Finally Happening: Light Rail Reaches South King County — Is This the End of the I-5 Commute Nightmare?
Ça y est : le train léger arrive en South King County — La fin du cauchemar de la I-5 en vue ?

Après plus de dix ans d’attente depuis le vote de 2008, le South King County a enfin son extension du train léger — et avec, l’espoir d’une vie hors des embouteillages sans fin sur la I-5. Le nouvel itinéraire à trois stations, de Federal Way à Des Moines et Kent, n’est pas qu’une infrastructure ; c’est une bouée de sauvetage pour des milliers de personnes coincées dans des trajets inverses ou des trajets de deux heures pour un emploi à Seattle.
Avec des trains toutes les 8 à 15 minutes et entre 300 et 1000 places de stationnement par gare, ce n’est pas qu’un geste symbolique : c’est une alternative réelle. Mais soyons honnêtes : après des années de bus bloqués dans les embouteillages, les gens feront-ils confiance à cette promesse de régularité ? Et ceux qui espèrent enfin relier Tacoma à Everett ? C’est un progrès, oui — mais aussi un rappel de tout ce qu’il reste à faire.

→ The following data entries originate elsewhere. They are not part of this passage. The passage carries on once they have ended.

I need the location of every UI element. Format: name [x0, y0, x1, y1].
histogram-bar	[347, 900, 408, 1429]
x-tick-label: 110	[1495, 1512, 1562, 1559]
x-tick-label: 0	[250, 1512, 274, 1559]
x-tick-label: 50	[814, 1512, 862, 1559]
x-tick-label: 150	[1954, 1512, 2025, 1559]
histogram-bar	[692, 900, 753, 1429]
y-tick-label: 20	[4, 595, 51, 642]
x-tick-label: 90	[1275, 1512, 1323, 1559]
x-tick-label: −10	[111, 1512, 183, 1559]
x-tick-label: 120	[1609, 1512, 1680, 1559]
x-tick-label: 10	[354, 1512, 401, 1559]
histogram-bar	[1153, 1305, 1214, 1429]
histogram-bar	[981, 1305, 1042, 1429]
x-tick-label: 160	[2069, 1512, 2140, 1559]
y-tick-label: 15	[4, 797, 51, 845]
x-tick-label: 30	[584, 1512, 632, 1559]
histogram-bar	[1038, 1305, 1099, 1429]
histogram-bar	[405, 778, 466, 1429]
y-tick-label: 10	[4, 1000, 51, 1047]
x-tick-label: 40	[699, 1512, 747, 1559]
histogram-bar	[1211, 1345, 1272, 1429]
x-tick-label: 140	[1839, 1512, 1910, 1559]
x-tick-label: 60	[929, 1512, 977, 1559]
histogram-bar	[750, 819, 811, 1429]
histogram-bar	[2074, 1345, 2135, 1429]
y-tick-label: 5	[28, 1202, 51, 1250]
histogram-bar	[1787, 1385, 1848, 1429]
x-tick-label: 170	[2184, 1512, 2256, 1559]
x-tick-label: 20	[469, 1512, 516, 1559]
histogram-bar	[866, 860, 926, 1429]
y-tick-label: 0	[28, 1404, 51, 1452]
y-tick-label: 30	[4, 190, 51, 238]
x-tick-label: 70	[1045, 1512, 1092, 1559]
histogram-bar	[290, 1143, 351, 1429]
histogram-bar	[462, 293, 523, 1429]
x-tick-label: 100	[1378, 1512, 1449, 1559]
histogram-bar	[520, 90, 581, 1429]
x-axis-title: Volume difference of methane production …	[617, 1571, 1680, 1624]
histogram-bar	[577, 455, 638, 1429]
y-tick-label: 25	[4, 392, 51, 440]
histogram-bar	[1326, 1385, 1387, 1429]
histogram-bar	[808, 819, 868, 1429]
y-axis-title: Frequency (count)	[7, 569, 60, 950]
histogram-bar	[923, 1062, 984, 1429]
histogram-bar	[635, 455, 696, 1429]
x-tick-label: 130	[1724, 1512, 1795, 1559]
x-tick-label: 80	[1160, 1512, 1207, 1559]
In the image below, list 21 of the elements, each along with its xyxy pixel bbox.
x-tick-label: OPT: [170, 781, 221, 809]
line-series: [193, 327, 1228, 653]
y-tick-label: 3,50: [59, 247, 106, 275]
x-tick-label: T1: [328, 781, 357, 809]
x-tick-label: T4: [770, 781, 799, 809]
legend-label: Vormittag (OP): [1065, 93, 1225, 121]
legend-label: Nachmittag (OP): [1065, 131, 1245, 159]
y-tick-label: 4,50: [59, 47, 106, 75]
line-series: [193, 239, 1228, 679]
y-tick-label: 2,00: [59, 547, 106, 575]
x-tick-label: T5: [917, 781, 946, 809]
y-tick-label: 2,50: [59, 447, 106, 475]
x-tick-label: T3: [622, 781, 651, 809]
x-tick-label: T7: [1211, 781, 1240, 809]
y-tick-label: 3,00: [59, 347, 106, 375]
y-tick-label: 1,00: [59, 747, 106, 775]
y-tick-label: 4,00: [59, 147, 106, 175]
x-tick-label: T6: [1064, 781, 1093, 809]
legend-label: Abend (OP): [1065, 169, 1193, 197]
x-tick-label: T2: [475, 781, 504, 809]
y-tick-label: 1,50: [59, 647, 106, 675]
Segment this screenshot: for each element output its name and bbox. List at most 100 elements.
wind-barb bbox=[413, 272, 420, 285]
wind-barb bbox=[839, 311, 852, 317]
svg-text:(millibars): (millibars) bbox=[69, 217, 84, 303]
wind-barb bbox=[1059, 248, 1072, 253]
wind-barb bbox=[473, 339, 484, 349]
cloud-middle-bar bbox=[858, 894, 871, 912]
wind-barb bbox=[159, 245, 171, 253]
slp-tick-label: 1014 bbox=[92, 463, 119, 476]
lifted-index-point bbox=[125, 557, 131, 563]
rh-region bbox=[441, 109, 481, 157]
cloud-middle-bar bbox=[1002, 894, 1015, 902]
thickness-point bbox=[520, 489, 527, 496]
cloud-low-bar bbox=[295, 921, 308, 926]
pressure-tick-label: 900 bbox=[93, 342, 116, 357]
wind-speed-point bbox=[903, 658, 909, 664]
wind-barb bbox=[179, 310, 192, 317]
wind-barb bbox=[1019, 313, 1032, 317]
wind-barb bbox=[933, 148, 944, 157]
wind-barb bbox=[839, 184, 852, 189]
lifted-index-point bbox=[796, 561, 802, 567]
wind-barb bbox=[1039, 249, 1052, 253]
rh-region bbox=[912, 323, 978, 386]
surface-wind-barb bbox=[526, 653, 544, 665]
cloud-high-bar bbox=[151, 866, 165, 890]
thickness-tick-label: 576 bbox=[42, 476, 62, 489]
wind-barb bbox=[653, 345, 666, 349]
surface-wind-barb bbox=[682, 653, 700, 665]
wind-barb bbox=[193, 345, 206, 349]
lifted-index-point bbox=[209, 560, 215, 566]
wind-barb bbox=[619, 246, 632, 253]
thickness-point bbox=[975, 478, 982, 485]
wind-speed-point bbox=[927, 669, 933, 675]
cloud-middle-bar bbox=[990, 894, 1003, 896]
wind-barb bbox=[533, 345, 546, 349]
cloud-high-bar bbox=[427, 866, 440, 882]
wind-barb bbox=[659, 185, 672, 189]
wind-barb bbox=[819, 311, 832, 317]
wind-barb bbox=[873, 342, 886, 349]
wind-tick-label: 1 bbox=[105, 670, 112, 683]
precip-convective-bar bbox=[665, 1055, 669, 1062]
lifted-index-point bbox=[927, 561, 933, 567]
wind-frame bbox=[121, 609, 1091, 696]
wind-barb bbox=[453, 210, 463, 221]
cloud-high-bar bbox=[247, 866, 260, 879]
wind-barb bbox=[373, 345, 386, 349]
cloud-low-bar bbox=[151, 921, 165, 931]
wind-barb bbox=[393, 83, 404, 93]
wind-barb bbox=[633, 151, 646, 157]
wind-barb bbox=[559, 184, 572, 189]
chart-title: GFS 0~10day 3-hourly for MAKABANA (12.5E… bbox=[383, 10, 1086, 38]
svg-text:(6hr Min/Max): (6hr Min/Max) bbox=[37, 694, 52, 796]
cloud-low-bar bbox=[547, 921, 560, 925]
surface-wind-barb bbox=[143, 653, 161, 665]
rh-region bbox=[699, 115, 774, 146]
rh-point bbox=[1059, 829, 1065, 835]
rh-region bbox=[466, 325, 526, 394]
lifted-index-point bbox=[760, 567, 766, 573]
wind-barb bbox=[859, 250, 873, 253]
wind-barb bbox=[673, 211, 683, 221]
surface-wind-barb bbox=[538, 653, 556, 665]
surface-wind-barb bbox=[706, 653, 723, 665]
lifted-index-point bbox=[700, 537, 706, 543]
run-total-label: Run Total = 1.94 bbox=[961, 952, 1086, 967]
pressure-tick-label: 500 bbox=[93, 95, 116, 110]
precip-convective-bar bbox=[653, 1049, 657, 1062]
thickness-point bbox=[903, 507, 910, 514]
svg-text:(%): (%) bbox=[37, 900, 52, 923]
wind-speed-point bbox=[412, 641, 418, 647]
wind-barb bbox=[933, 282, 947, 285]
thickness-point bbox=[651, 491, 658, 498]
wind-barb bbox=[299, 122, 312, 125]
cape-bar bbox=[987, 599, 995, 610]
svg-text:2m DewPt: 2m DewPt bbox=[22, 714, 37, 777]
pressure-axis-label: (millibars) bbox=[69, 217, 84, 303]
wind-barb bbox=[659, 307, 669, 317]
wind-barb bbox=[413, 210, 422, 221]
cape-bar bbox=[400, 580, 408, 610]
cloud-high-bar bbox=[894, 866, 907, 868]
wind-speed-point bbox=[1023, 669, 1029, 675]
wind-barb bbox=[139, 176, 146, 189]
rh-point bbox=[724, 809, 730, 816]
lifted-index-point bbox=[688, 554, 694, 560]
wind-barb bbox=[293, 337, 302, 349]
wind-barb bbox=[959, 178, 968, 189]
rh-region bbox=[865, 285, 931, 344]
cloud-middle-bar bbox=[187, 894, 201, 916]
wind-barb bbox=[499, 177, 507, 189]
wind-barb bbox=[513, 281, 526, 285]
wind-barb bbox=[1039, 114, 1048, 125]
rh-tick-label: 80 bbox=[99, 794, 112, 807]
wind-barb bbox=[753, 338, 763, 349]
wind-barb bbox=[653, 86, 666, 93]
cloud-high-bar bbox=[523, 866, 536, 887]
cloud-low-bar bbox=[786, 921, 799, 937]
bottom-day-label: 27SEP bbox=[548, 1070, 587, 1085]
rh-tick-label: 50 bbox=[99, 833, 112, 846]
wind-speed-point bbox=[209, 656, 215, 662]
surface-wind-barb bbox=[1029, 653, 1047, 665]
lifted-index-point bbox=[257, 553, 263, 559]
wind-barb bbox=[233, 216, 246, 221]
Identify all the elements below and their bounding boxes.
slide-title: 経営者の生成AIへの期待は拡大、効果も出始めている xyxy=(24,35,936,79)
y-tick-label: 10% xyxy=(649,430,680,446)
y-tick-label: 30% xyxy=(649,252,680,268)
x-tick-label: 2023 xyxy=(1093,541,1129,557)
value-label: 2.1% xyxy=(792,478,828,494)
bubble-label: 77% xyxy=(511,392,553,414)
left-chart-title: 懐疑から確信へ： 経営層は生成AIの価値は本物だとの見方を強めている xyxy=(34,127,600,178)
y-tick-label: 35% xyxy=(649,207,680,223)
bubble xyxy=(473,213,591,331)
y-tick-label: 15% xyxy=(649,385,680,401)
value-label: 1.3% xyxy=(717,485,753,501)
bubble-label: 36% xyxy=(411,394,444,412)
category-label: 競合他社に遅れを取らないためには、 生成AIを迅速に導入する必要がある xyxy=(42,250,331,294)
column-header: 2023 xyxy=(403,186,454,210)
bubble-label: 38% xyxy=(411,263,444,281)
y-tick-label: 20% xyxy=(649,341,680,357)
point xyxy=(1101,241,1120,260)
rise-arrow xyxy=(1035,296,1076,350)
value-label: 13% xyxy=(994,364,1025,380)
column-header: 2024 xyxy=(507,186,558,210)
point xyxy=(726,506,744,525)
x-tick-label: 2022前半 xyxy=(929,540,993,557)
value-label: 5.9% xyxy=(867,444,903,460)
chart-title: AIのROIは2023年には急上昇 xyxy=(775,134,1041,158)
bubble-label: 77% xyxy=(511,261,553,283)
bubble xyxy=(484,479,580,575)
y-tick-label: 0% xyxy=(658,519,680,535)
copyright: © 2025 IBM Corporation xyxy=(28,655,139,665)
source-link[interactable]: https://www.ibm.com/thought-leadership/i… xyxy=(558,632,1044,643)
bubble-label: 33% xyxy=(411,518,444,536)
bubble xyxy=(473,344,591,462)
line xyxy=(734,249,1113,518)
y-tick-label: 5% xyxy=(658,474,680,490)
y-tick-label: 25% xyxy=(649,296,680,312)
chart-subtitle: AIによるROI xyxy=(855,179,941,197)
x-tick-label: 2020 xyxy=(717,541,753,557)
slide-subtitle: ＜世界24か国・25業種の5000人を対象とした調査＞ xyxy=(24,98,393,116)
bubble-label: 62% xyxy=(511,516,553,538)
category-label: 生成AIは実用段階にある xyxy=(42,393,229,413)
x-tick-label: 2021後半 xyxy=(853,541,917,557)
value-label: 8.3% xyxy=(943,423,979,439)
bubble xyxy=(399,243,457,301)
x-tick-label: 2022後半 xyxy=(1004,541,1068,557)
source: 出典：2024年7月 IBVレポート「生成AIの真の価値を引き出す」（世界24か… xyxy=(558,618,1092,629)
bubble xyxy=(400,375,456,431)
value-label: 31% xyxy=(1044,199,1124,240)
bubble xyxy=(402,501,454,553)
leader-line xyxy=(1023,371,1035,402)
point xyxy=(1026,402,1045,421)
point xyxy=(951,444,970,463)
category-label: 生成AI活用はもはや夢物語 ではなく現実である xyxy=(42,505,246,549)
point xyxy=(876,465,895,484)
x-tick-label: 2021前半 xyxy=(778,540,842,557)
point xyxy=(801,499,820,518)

C’est exactement le genre de réussite progressive dont on a besoin. On oublie que des villes comme Paris ou Tokyo n’ont pas construit leurs transports du jour au lendemain. Chaque kilomètre de rail est un pas vers l’équité, la réduction des émissions et une qualité de vie réelle. Arrêtons d’attendre la perfection et célébrons les avancées concrètes.
J’ai passé plus de 300 heures par an coincé dans ce couloir infernal. Si ça réduit mon trajet de seulement 25 %, ça vaut chaque centime d’impôt.
Un budget de 2,5 milliards pour 8 miles ? Parlons efficacité des coûts. Avec cet argent, on aurait pu construire un hyperloop pour écureuils.
Le train passe toutes les 10 minutes ? Révolutionnaire. La semaine dernière, mon bus a mis 45 minutes pour 5 km. J’ai presque des émotions à l’idée d’un transport planifié.
La vraie victoire, ce sont les parkings et les correspondances avec les bus. Ce n’est pas juste une question de trains : c’est l’accès multimodal. Enfin, les gens peuvent garer leur voiture, prendre le train et changer sans friction.
Aux économes : montrez-moi une autre région qui a construit des transports de classe mondiale sans gros investissements. La magie, ça ne s’industrialise pas.
Je croirai en sa régularité quand je la verrai. La première fois que mon train sera à l’heure, je ferai un selfie avec le conducteur.
Et ne me faites pas parler du début des travaux en 2020. Dix ans entre le vote et la mise en service ? Ce n’est pas du progrès : c’est la preuve que la bureaucratie dévore l’innovation au petit-déjeuner.